La scienza non è un credo, si evolve sulla sperimentazione e sugli errori

La scienza non è un credo, si evolve sulla sperimentazione e sugli errori

di Maria Bigazzi

IL VACCINO PUÒ RAPPRESENTARE UN BENEFICIO INDIVIDUALE, NON CERTO SOCIALE

C’era un film di Tina Pica, “La nonna Sabella” (1957), in cui uno dei personaggi, l’avvocato Mancuso, ogni tanto, quando doveva dire qualcosa e non poteva più farne a meno, se ne usciva con l’espressione “La devo dire, la devo direee!!“.
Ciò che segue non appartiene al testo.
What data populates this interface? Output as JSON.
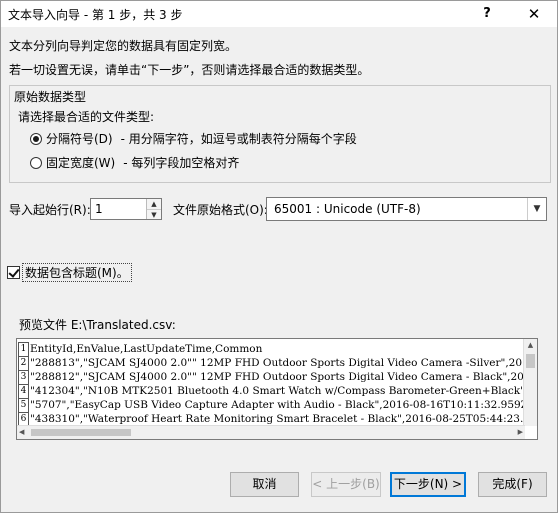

Ecco, quel momento è arrivato. Quando l’irragionevolezza supera ogni limite, quando non si vuole più andare oltre il proprio naso e, purtroppo, anche oltre le proprie ideologie, è necessario affermare l’ovvio. Gilbert Keith Chesterton aveva visto lungo…

C’è chi si arrabbia perché ha già fatto le tre dosi e addita chi non si è ancora vaccinato come un delinquente, quando ben dovrebbe sapere che il vaccino lo ha fatto per se stesso e non per gli altri. Non lo affermiamo noi, ma i medici seri che fin dall’inizio hanno ricordato che il vaccino può rappresentare un beneficio individuale, personale per lo stesso vaccinato, ma non per gli altri.

C’è chi si arrabbia perché dopo la seconda dose deve farne una terza e poi ce ne sarà una quarta e così via, e si rende conto di essere stato preso in giro perché ciò dimostra che il vaccino non funziona come dovrebbe.

C’è chi afferma di credere ciecamente nella scienza, dimenticando però che la scienza non è un credo, e che evolve sulla sperimentazione e anche sugli errori.

Per questo è assolutamente assurdo, e la gente dovrebbe rendersene conto, obbligare la popolazione a iniettarsi una cura sperimentale di cui sono più i dubbi e le incognite, senza contare gli effetti negativi, e che non è adatta nemmeno a tutte le categorie di persone, in quanto è stato riscontrato che per molti è del tutto inutile.

C’è chi dice che non esistono cure, mentre ve ne sono a volontà e funzionano in modo eccellente. È su quelle che bisogna investire, in quanto vaccinato o no se ci si ammala servono le terapie precoci. Infatti, anche i vaccinati vanno nelle terapie intensive e necessitano di cure per guarire.

Abbiamo medici vaccinati con la terza dose che si sono contagiati tra loro e che lo hanno trasmesso ai pazienti o viceversa; categorie di lavoratori ricattati sulla base di una cura sperimentale che ha dimostrato di funzionare ben poco, con numerosissimi effetti negativi. Dagli Stati Uniti incominciano ad arrivare dati importanti circa l’aumento di ricoveri, problemi cardiaci, sterilizzazione, aborti spontanei (e voluti per la sperimentazione) dovuti agli effetti del vaccino Covid-19. 

Al di là di ciò che ciascuno pensa, bisogna prendere in considerazione la realtà dei fatti.

Detto questo, c’è una domanda che non si può più tenere dentro…

Se ti sei vaccinato con tre dosi, credendo che la cura sperimentale ti rendesse come superman, giri con la maschera, il disinfettante sempre aperto, per quale motivo dovresti aver paura di chi non si è vaccinato, che è sano e si tampona tre volte a settimana, mentre tu sei libero di circolare anche se positivo?

Giovani che per non combattere cause scomode hanno accettato tutto, mentre i lavoratori rischiano il lavoro e di non riuscire più a mantenere le loro famiglie… Questo è il futuro? Meglio perdere tutto ma non quello in cui si crede. Quando vendi un pezzo di te, nessuno potrà più restituire.